Beatification
Webster's Dictionary [1]
(n.) The act of beatifying, or the state of being beatified; esp., in the R. C. Church, the act or process of ascertaining and declaring that a deceased person is one of "the blessed," or has attained the second degree of sanctity, - usually a stage in the process of canonization.
Charles Buck Theological Dictionary [2]
In the Romish church, the act whereby the pope declares a person happy after death.
See Canonization
Cyclopedia of Biblical, Theological and Ecclesiastical Literature [3]
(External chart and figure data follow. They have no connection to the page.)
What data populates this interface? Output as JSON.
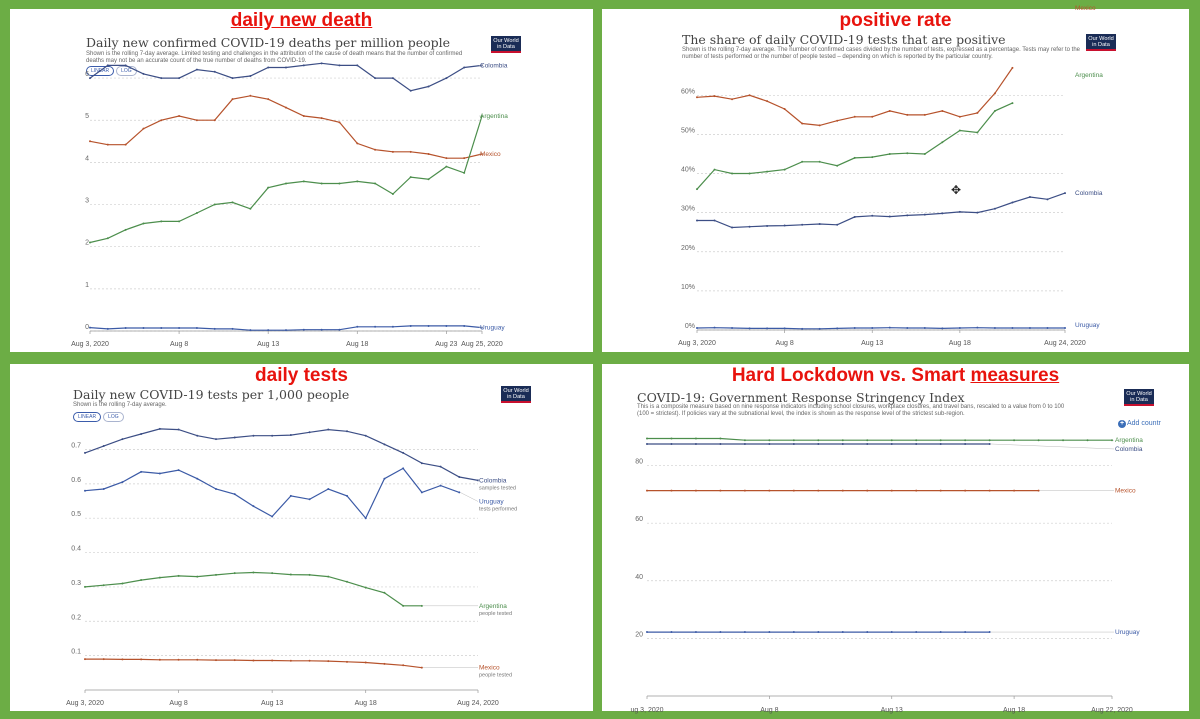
{
  "panels": [
    {
      "heading": "daily new death",
      "title": "Daily new confirmed COVID-19 deaths per million people",
      "subtitle": "Shown is the rolling 7-day average. Limited testing and challenges in the attribution of the cause of death means that the number of confirmed deaths may not be an accurate count of the true number of deaths from COVID-19.",
      "logo": [
        "Our World",
        "in Data"
      ],
      "toggle": [
        "LINEAR",
        "LOG"
      ]
    },
    {
      "heading": "positive rate",
      "title": "The share of daily COVID-19 tests that are positive",
      "subtitle": "Shown is the rolling 7-day average. The number of confirmed cases divided by the number of tests, expressed as a percentage. Tests may refer to the number of tests performed or the number of people tested – depending on which is reported by the particular country.",
      "logo": [
        "Our World",
        "in Data"
      ]
    },
    {
      "heading": "daily tests",
      "title": "Daily new COVID-19 tests per 1,000 people",
      "subtitle": "Shown is the rolling 7-day average.",
      "logo": [
        "Our World",
        "in Data"
      ],
      "toggle": [
        "LINEAR",
        "LOG"
      ]
    },
    {
      "heading_parts": [
        "Hard Lockdown vs. Smart ",
        "measures"
      ],
      "title": "COVID-19: Government Response Stringency Index",
      "subtitle": "This is a composite measure based on nine response indicators including school closures, workplace closures, and travel bans, rescaled to a value from 0 to 100 (100 = strictest). If policies vary at the subnational level, the index is shown as the response level of the strictest sub-region.",
      "logo": [
        "Our World",
        "in Data"
      ],
      "add_label": "Add countr",
      "add_icon": "plus-icon"
    }
  ],
  "colors": {
    "Colombia": "#3c4e85",
    "Mexico": "#b6522b",
    "Argentina": "#4c8e4c",
    "Uruguay": "#3b5aa6",
    "heading": "#e8130d",
    "background": "#6cad45"
  },
  "chart_data": [
    {
      "type": "line",
      "title": "Daily new confirmed COVID-19 deaths per million people",
      "x_start": "Aug 3, 2020",
      "x_ticks": [
        "Aug 3, 2020",
        "Aug 8",
        "Aug 13",
        "Aug 18",
        "Aug 23",
        "Aug 25, 2020"
      ],
      "x_tick_days": [
        0,
        5,
        10,
        15,
        20,
        22
      ],
      "ylim": [
        0,
        6.5
      ],
      "y_ticks": [
        0,
        1,
        2,
        3,
        4,
        5,
        6
      ],
      "grid": true,
      "series": [
        {
          "name": "Colombia",
          "days": [
            0,
            1,
            2,
            3,
            4,
            5,
            6,
            7,
            8,
            9,
            10,
            11,
            12,
            13,
            14,
            15,
            16,
            17,
            18,
            19,
            20,
            21,
            22
          ],
          "values": [
            6.0,
            6.3,
            6.3,
            6.1,
            6.0,
            6.0,
            6.2,
            6.15,
            6.0,
            6.05,
            6.25,
            6.25,
            6.3,
            6.35,
            6.3,
            6.3,
            6.0,
            6.0,
            5.7,
            5.8,
            6.0,
            6.25,
            6.3
          ]
        },
        {
          "name": "Mexico",
          "days": [
            0,
            1,
            2,
            3,
            4,
            5,
            6,
            7,
            8,
            9,
            10,
            11,
            12,
            13,
            14,
            15,
            16,
            17,
            18,
            19,
            20,
            21,
            22
          ],
          "values": [
            4.5,
            4.42,
            4.42,
            4.8,
            5.0,
            5.1,
            5.0,
            5.0,
            5.5,
            5.58,
            5.5,
            5.3,
            5.1,
            5.05,
            4.95,
            4.45,
            4.3,
            4.25,
            4.25,
            4.2,
            4.1,
            4.1,
            4.2
          ]
        },
        {
          "name": "Argentina",
          "days": [
            0,
            1,
            2,
            3,
            4,
            5,
            6,
            7,
            8,
            9,
            10,
            11,
            12,
            13,
            14,
            15,
            16,
            17,
            18,
            19,
            20,
            21,
            22
          ],
          "values": [
            2.1,
            2.2,
            2.4,
            2.55,
            2.6,
            2.6,
            2.8,
            3.0,
            3.05,
            2.9,
            3.4,
            3.5,
            3.55,
            3.5,
            3.5,
            3.55,
            3.5,
            3.25,
            3.65,
            3.6,
            3.9,
            3.75,
            5.1
          ]
        },
        {
          "name": "Uruguay",
          "days": [
            0,
            1,
            2,
            3,
            4,
            5,
            6,
            7,
            8,
            9,
            10,
            11,
            12,
            13,
            14,
            15,
            16,
            17,
            18,
            19,
            20,
            21,
            22
          ],
          "values": [
            0.08,
            0.05,
            0.07,
            0.07,
            0.07,
            0.07,
            0.07,
            0.05,
            0.05,
            0.02,
            0.02,
            0.02,
            0.03,
            0.03,
            0.03,
            0.1,
            0.1,
            0.1,
            0.12,
            0.12,
            0.12,
            0.12,
            0.08
          ]
        }
      ]
    },
    {
      "type": "line",
      "title": "The share of daily COVID-19 tests that are positive",
      "x_start": "Aug 3, 2020",
      "x_ticks": [
        "Aug 3, 2020",
        "Aug 8",
        "Aug 13",
        "Aug 18",
        "Aug 24, 2020"
      ],
      "x_tick_days": [
        0,
        5,
        10,
        15,
        21
      ],
      "ylim": [
        0,
        68
      ],
      "y_ticks": [
        0,
        10,
        20,
        30,
        40,
        50,
        60
      ],
      "y_tick_labels": [
        "0%",
        "10%",
        "20%",
        "30%",
        "40%",
        "50%",
        "60%"
      ],
      "grid": true,
      "series": [
        {
          "name": "Mexico",
          "days": [
            0,
            1,
            2,
            3,
            4,
            5,
            6,
            7,
            8,
            9,
            10,
            11,
            12,
            13,
            14,
            15,
            16,
            17,
            18
          ],
          "values": [
            59.5,
            59.8,
            59,
            60,
            58.5,
            56.5,
            52.8,
            52.3,
            53.5,
            54.5,
            54.5,
            56,
            55,
            55,
            56,
            54.5,
            55.5,
            60.5,
            67
          ]
        },
        {
          "name": "Argentina",
          "days": [
            0,
            1,
            2,
            3,
            4,
            5,
            6,
            7,
            8,
            9,
            10,
            11,
            12,
            13,
            14,
            15,
            16,
            17,
            18
          ],
          "values": [
            36,
            41,
            40,
            40,
            40.5,
            41,
            43,
            43,
            42,
            44,
            44.2,
            45,
            45.2,
            45,
            48,
            51,
            50.5,
            56,
            58
          ]
        },
        {
          "name": "Colombia",
          "days": [
            0,
            1,
            2,
            3,
            4,
            5,
            6,
            7,
            8,
            9,
            10,
            11,
            12,
            13,
            14,
            15,
            16,
            17,
            18,
            19,
            20,
            21
          ],
          "values": [
            28,
            28,
            26.2,
            26.4,
            26.6,
            26.7,
            26.9,
            27.1,
            26.9,
            28.9,
            29.2,
            29,
            29.3,
            29.5,
            29.8,
            30.2,
            30,
            31,
            32.6,
            34,
            33.4,
            35
          ]
        },
        {
          "name": "Uruguay",
          "days": [
            0,
            1,
            2,
            3,
            4,
            5,
            6,
            7,
            8,
            9,
            10,
            11,
            12,
            13,
            14,
            15,
            16,
            17,
            18,
            19,
            20,
            21
          ],
          "values": [
            0.5,
            0.6,
            0.5,
            0.4,
            0.4,
            0.4,
            0.3,
            0.3,
            0.4,
            0.5,
            0.5,
            0.6,
            0.5,
            0.5,
            0.4,
            0.5,
            0.6,
            0.5,
            0.5,
            0.5,
            0.5,
            0.5
          ]
        }
      ]
    },
    {
      "type": "line",
      "title": "Daily new COVID-19 tests per 1,000 people",
      "x_start": "Aug 3, 2020",
      "x_ticks": [
        "Aug 3, 2020",
        "Aug 8",
        "Aug 13",
        "Aug 18",
        "Aug 24, 2020"
      ],
      "x_tick_days": [
        0,
        5,
        10,
        15,
        21
      ],
      "ylim": [
        0,
        0.78
      ],
      "y_ticks": [
        0.1,
        0.2,
        0.3,
        0.4,
        0.5,
        0.6,
        0.7
      ],
      "grid": true,
      "series": [
        {
          "name": "Colombia",
          "sublabel": "samples tested",
          "days": [
            0,
            1,
            2,
            3,
            4,
            5,
            6,
            7,
            8,
            9,
            10,
            11,
            12,
            13,
            14,
            15,
            16,
            17,
            18,
            19,
            20,
            21
          ],
          "values": [
            0.69,
            0.71,
            0.73,
            0.745,
            0.76,
            0.758,
            0.74,
            0.73,
            0.735,
            0.74,
            0.74,
            0.742,
            0.75,
            0.758,
            0.753,
            0.74,
            0.715,
            0.69,
            0.66,
            0.65,
            0.62,
            0.61
          ]
        },
        {
          "name": "Uruguay",
          "sublabel": "tests performed",
          "days": [
            0,
            1,
            2,
            3,
            4,
            5,
            6,
            7,
            8,
            9,
            10,
            11,
            12,
            13,
            14,
            15,
            16,
            17,
            18,
            19,
            20
          ],
          "values": [
            0.58,
            0.585,
            0.605,
            0.635,
            0.63,
            0.64,
            0.615,
            0.585,
            0.57,
            0.535,
            0.505,
            0.565,
            0.555,
            0.585,
            0.565,
            0.5,
            0.615,
            0.645,
            0.575,
            0.595,
            0.575
          ]
        },
        {
          "name": "Argentina",
          "sublabel": "people tested",
          "days": [
            0,
            1,
            2,
            3,
            4,
            5,
            6,
            7,
            8,
            9,
            10,
            11,
            12,
            13,
            14,
            15,
            16,
            17,
            18
          ],
          "values": [
            0.3,
            0.305,
            0.31,
            0.32,
            0.327,
            0.332,
            0.33,
            0.335,
            0.34,
            0.342,
            0.34,
            0.336,
            0.335,
            0.33,
            0.315,
            0.298,
            0.283,
            0.245,
            0.245
          ]
        },
        {
          "name": "Mexico",
          "sublabel": "people tested",
          "days": [
            0,
            1,
            2,
            3,
            4,
            5,
            6,
            7,
            8,
            9,
            10,
            11,
            12,
            13,
            14,
            15,
            16,
            17,
            18
          ],
          "values": [
            0.09,
            0.09,
            0.089,
            0.089,
            0.088,
            0.088,
            0.088,
            0.087,
            0.087,
            0.086,
            0.086,
            0.085,
            0.085,
            0.084,
            0.082,
            0.08,
            0.076,
            0.072,
            0.065
          ]
        }
      ]
    },
    {
      "type": "line",
      "title": "COVID-19: Government Response Stringency Index",
      "x_start": "Aug 3, 2020",
      "x_ticks": [
        "ug 3, 2020",
        "Aug 8",
        "Aug 13",
        "Aug 18",
        "Aug 22, 2020"
      ],
      "x_tick_days": [
        0,
        5,
        10,
        15,
        19
      ],
      "ylim": [
        0,
        92
      ],
      "y_ticks": [
        20,
        40,
        60,
        80
      ],
      "grid": true,
      "series": [
        {
          "name": "Argentina",
          "days": [
            0,
            1,
            2,
            3,
            4,
            5,
            6,
            7,
            8,
            9,
            10,
            11,
            12,
            13,
            14,
            15,
            16,
            17,
            18,
            19
          ],
          "values": [
            89.4,
            89.4,
            89.4,
            89.4,
            88.8,
            88.8,
            88.8,
            88.8,
            88.8,
            88.8,
            88.8,
            88.8,
            88.8,
            88.8,
            88.8,
            88.8,
            88.8,
            88.8,
            88.8,
            88.8
          ]
        },
        {
          "name": "Colombia",
          "days": [
            0,
            1,
            2,
            3,
            4,
            5,
            6,
            7,
            8,
            9,
            10,
            11,
            12,
            13,
            14
          ],
          "values": [
            87.5,
            87.5,
            87.5,
            87.5,
            87.5,
            87.5,
            87.5,
            87.5,
            87.5,
            87.5,
            87.5,
            87.5,
            87.5,
            87.5,
            87.5
          ]
        },
        {
          "name": "Mexico",
          "days": [
            0,
            1,
            2,
            3,
            4,
            5,
            6,
            7,
            8,
            9,
            10,
            11,
            12,
            13,
            14,
            15,
            16
          ],
          "values": [
            71.3,
            71.3,
            71.3,
            71.3,
            71.3,
            71.3,
            71.3,
            71.3,
            71.3,
            71.3,
            71.3,
            71.3,
            71.3,
            71.3,
            71.3,
            71.3,
            71.3
          ]
        },
        {
          "name": "Uruguay",
          "days": [
            0,
            1,
            2,
            3,
            4,
            5,
            6,
            7,
            8,
            9,
            10,
            11,
            12,
            13,
            14
          ],
          "values": [
            22.2,
            22.2,
            22.2,
            22.2,
            22.2,
            22.2,
            22.2,
            22.2,
            22.2,
            22.2,
            22.2,
            22.2,
            22.2,
            22.2,
            22.2
          ]
        }
      ]
    }
  ]
}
an act by which, in the Romish Church, the pope declares a person blessed after death. It is to be distinguished from canonization (q.v.), in. which the pope professes to determine authoritatively on the state of the person canonized; but when he beatifies he only gives permission that religious honors not proceeding so far as worship should be paid to the deceased. The day of their office cannot be made a festival of obligation. Before the time of Pope Alexander VII beatification was performed in the church of his order if the person to be beatified was a monk; and in the case of others, in the church of their country, if there was one at Rome. Alexander, however, ordered that the ceremony should in future be always in the basilica of the Vatican; and the first so solemnized was the beatification of Francis de Sales, January 8, 1662. At present the custom is not to demand the beatification of any one until fifty years after his death. See Lambertini (afterward Benedict XIV), De Servorum Dei Beatficatione et Beatorum Canonisatione, lib. 1, cap. 24, 39. — Farrar, Eccl. Dict. s.v.; Christ. Examiner, Jan. 1855, art. 7.
The Nuttall Encyclopedia [4]
Religious honour allowed by the pope to certain who are not so eminent in sainthood as to entitle them to canonisation.